“Kak, mau kemana?” tanya Sean.
Sheren hanya diam sambil menyisir rambutnya dan sedikit merapihkan bajunya.
Karena tidak mendapat respon, Sean pun masuk menghampiri Sheren di depan cermin.
“Kak, lo kenapa sih? Dari kemaren kayaknya kesel banget sama gue, emang gue kenapa?”
Sheren menatap adiknya melalui cermin kemudian berbalik badan menatap Sean secara langsung.
“Sejak kapan deket sama Gauri?” tanya Sheren dingin.
Sean terkesiap sebentar, kemudian mendengus geli.
“Jadi gara-gara SG nya Kak Gauri? Yaampun kak—”
“Gue nggak ngelarang lo pacaran ya dek! Tapi kenapa harus sama Gauri sih? Emangnya gak ada cewek normal lain yang bisa lo sukain? Kenapa harus Gauri?!” potong Sheren.
Sean mendengus “Gue sama Kak Gauri Cuma temen osis kok!”
“Gue yakin lo nggak bego Sean! Lo tau kan dia suka sama lo?!”
Sean meraba tengkuk “I-iya gue tau—”
“Tuh kan tau! terus kenapa masih diem aja?! Lo gatau apa dia tuh busuk hah?!” Sheren nyaris berteriak.
Namun Sean malah menghela santai “Iya gue tau, lo tenang aja Kak.”
“Gimana bisa tenang—”
Tiin tiin
Keduanya menoleh ke arah jendela, setelahnya Sheren buru-buru mengambil tasnya, dan merapihkan poninya sedikit.
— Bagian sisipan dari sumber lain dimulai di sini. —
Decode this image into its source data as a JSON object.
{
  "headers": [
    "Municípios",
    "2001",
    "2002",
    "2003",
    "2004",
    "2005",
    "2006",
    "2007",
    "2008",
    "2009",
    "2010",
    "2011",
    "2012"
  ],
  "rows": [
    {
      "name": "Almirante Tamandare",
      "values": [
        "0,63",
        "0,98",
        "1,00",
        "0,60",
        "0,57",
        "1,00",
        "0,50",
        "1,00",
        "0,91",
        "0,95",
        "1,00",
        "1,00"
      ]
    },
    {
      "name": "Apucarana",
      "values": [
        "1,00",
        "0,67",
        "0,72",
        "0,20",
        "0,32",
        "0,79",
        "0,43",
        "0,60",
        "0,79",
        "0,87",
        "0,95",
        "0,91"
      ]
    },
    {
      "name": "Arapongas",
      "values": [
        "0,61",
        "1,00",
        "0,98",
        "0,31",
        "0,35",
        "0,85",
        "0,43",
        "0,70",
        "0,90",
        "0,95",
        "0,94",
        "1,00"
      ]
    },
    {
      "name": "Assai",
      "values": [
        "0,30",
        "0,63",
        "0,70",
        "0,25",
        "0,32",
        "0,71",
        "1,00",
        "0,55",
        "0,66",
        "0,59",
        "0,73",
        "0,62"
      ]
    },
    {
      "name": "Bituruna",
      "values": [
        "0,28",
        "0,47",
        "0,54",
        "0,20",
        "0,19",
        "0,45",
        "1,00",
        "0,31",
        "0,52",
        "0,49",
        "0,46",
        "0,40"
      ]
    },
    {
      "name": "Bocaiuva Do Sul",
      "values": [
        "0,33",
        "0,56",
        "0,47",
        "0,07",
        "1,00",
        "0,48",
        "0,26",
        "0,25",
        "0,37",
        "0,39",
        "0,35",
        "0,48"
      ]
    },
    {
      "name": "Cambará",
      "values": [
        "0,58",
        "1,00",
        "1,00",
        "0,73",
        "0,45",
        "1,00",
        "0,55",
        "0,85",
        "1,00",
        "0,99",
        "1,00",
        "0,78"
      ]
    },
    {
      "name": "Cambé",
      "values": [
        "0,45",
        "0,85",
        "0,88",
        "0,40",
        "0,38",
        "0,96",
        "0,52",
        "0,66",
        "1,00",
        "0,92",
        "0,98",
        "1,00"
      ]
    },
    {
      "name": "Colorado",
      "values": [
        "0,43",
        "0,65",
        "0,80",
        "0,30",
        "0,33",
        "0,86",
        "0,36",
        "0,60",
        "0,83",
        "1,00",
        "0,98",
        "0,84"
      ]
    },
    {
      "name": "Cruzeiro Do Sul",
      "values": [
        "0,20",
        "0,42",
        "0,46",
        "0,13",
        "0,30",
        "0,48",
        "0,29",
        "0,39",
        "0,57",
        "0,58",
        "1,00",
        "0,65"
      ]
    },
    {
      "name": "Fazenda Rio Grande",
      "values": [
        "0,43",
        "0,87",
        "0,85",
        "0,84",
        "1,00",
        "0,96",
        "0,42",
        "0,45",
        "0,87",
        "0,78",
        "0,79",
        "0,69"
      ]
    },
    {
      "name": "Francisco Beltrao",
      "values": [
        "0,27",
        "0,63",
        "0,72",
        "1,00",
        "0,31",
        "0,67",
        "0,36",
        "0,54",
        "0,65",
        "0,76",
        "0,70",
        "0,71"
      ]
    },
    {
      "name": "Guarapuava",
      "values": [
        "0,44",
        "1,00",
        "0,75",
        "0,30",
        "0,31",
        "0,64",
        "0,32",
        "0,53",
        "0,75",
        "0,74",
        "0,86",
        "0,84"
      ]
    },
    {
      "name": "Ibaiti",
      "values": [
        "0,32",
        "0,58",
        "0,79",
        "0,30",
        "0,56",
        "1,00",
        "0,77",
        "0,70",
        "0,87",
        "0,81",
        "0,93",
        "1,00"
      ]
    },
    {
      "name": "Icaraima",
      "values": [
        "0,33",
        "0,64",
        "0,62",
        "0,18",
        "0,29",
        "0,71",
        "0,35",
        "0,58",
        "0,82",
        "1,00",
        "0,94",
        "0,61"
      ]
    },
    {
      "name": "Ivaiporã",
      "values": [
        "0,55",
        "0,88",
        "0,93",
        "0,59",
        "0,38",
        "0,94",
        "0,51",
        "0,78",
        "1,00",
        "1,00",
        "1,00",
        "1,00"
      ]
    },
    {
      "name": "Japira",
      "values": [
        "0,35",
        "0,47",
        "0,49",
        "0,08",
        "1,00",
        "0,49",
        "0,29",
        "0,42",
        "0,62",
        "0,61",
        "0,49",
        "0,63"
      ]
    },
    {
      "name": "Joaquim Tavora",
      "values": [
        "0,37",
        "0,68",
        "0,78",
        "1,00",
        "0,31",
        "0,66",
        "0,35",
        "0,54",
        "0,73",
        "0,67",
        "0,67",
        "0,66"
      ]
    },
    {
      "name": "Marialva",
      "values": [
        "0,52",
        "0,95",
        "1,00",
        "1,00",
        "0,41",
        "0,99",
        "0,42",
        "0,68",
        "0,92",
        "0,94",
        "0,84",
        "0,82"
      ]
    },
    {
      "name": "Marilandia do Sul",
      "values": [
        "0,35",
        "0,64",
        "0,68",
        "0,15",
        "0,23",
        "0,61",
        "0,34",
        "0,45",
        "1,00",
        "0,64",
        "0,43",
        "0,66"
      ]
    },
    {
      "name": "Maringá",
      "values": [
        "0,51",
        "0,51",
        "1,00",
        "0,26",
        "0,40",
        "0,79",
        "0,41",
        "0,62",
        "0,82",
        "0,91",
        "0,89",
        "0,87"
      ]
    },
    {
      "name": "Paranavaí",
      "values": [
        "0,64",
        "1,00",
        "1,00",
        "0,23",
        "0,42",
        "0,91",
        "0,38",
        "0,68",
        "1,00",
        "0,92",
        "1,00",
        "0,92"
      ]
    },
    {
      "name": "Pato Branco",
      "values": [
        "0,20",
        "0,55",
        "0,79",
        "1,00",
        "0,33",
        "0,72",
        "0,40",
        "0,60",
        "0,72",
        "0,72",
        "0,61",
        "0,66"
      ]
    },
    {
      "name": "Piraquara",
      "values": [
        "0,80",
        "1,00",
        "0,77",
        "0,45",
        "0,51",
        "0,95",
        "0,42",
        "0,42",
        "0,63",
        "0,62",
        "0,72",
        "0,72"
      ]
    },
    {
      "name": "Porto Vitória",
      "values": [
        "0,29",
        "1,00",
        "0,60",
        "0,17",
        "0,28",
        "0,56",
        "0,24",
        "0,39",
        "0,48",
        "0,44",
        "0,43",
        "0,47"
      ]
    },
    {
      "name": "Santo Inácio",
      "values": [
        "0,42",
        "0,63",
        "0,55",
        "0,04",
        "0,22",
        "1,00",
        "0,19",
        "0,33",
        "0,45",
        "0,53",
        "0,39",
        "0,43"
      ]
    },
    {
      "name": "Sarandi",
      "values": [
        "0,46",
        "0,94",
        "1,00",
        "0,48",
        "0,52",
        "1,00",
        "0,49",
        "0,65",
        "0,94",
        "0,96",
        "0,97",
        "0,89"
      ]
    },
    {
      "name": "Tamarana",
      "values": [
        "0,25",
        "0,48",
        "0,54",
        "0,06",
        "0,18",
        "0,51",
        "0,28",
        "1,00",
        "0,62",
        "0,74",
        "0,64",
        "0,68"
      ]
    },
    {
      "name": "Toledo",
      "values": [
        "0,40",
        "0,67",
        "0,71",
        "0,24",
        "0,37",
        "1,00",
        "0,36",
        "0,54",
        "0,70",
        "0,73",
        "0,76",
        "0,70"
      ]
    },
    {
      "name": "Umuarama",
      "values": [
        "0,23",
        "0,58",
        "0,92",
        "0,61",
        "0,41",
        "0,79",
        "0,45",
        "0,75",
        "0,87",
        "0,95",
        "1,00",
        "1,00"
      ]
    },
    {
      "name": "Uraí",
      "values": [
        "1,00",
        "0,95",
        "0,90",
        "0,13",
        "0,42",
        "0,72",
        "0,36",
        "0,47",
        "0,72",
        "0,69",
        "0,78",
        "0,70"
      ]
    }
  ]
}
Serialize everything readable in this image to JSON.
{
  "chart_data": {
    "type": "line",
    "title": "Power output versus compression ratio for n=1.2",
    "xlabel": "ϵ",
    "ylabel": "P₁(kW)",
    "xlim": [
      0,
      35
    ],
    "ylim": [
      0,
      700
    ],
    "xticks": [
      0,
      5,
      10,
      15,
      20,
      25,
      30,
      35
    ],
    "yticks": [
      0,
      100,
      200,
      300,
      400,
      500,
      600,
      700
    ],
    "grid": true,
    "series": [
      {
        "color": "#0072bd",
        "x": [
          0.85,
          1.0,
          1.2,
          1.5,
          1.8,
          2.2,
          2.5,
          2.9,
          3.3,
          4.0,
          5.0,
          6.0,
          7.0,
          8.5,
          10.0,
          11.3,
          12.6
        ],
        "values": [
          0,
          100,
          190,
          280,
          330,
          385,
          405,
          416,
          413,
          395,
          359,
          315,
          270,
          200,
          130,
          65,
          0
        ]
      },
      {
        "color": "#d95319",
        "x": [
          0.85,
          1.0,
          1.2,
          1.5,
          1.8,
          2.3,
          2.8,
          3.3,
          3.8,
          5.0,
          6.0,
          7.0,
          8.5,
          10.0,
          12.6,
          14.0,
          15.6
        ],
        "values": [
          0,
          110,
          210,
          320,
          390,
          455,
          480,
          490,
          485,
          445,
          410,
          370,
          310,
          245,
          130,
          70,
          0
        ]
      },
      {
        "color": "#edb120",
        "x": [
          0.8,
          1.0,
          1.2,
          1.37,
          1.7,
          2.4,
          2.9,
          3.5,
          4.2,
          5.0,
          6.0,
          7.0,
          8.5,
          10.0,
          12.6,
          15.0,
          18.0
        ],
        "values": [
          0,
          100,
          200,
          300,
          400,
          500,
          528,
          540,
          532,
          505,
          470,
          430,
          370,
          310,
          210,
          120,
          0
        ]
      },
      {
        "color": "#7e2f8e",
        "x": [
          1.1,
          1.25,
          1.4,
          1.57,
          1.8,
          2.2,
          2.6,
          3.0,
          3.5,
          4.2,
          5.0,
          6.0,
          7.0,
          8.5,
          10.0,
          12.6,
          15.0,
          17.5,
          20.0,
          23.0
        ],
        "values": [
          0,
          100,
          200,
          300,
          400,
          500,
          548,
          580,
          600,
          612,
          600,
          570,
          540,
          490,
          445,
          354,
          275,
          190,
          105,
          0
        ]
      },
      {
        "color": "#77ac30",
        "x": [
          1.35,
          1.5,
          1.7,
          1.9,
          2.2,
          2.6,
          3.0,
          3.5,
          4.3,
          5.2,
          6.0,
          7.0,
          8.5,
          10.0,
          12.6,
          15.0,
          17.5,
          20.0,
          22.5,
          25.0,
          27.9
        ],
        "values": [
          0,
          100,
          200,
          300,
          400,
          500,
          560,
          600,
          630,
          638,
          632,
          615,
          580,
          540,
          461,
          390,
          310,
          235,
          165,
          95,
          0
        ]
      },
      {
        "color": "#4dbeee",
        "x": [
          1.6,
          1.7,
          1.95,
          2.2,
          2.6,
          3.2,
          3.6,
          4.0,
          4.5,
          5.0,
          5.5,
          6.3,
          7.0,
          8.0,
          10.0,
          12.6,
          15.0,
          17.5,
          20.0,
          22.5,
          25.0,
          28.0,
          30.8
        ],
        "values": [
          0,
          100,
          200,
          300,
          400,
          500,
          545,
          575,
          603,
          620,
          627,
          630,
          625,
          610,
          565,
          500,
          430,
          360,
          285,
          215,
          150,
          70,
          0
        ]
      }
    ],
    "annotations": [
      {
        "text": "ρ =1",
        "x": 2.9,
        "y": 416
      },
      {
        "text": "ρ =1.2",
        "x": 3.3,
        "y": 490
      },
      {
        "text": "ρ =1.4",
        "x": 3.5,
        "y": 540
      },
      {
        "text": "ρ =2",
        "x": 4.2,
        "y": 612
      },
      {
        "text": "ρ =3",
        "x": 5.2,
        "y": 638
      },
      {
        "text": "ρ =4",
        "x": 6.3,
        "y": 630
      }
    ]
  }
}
“Gue pergi dulu! Kalo mama pulang bilang gue lagi makan malem sama calon besannya mama!” pesan Sheren sambil keluar kamar dengan terburu buru.
Sean cepat-cepat mendongak ke jendela, mengintip kakaknya yang sedang berinteraksi dengan Arven sekarang.
Sean mendengus geli “Udah nyebut calon besan aja, kayak mau nikah besok,” cibirnya sambil menggeleng-gelengkan kepala.
Ddrrt
Ponselnya bergetar singkat, Sean merogoh sakunya kemudian memeriksa notifikasi yang masuk.
Gauri : Sean, hari ini jadi temenin aku ke acara nikahan temen ayah kan?
Sean menepuk jidatnya, ia lupa kalau ia sendiri memiliki janji hari ini.
Sean : Iya, setengah jam lagi aku di depan rumah.
✨✨✨
“Ya Tuhan! Cantiknya!”
Sheren hanya tersenyum selebar mungkin mendengar banyak sekali pujian yang ia dapatkan semenjak menginjakkan kaki di rumah besar ini.
Pujian barusan datang dari wanita cantik yang ia ketahui sebagai Kiran—Mamanya Arven.
Wanita ini sempat tak Sheren kenali, mengingat terakhir melihat nya wanita itu sedang menangis meraung-raung di pemakaman.
Hari ini di suasana yang berbeda, Sheren dapat melihat kecantikan yang jelas terpancar dari diri Kiran.”
“Makasih tante,” Sheren menunduk kecil.
“Ayo ayo! Masuk!” Kiran menggiring Sheren dan Arven masuk ke ruang tengah yang sedikit ramai oleh wajah-wajah yang asing bagi Sheren.
Namun ia yakin kalau Arven kenal mereka semua, pasalnya semua langsung antusias menyambut Arven.
“Arven kamu dateng? Wah bawa siapa?”
“Anaknya tante Kiran ada dua ya? atau yang cewek itu pacarnya?”
“Oh ini anaknya Kiran, Cakep ya?”
Arven hanya melempar senyum hangat sambil menyalami beberapa di antara mereka.
Sheren mendadak kaku dan bangun, ia tak tahu harus melakukan apa. Sampai matanya menatap sosok seorang cowok yang duduk sendiri dengan earphone terpasang di telinganya.
Itu Axel.
Mata cowok itu kini sudah benar-benar bertemu dengan matanya, ia terdiam kemudian melempar senyum tipis lalu pergi dari sana.
“Oh wow! Lo bahkan dateng disini? Gue kaget deh!”